The blame game has started over Argentina’s technical default on its debt.
A top politician – Cabinet chief Jorge Capitanich – insisted the country is not in default and he accused the US mediator who was trying to negotiate a settlement of “incompetence”.
This follows a long legal battle with US-based investors – hedge funds – that were looking to make a killing by forcing Buenos Aires to pay 100 percent of money owed on bonds from its 2002 default.
The government has since reached an agreement with other bondholders to pay them up to 70 percent less.
Economy Minister Axel Kicillof, who was in New York for the negotiations, railed against the US court judge who ordered Argentina to pay the hedge funds in full and blocked interest payments to other bondholders.
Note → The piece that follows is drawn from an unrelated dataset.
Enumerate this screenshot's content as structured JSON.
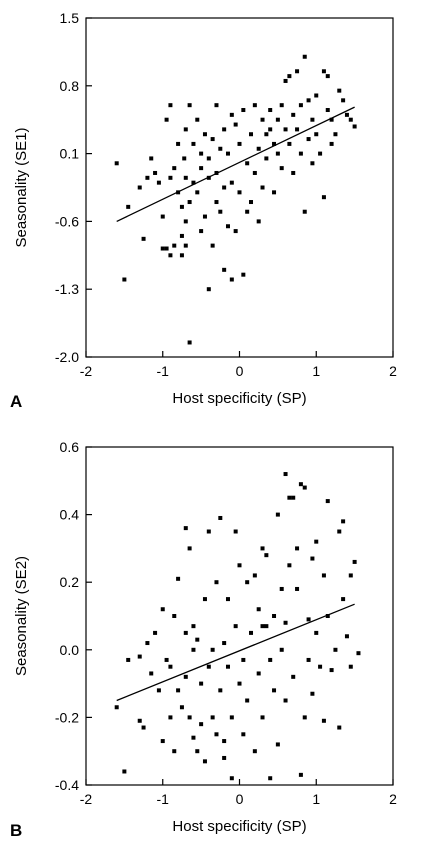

He insisted Argentina is paying what it owes: “The country has money, it will keep paying what is due, because it wants to and it is able to.”
Even a short default will raise borrowing costs for businesses in Latin America’s third-biggest economy, which is in recession.
It will also pile more pressure on Argentina’s currency, the peso, drain the government’s dwindling foreign reserves and fuel one of the world’s highest inflation rates.
The response from the financial markets has been relatively muted as this is not a repeat of the country’s crash of 12 years ago when the economy collapsed around a bankrupt government.
As Emiliano Surballe, fixed income analyst at Bank Julius Baer, pointed out: “The situation that generated the default was a lawsuit, not the failure of the country to transfer the proceeds to pay existing debt.”
Many investors and economists still hope a solution can be worked out.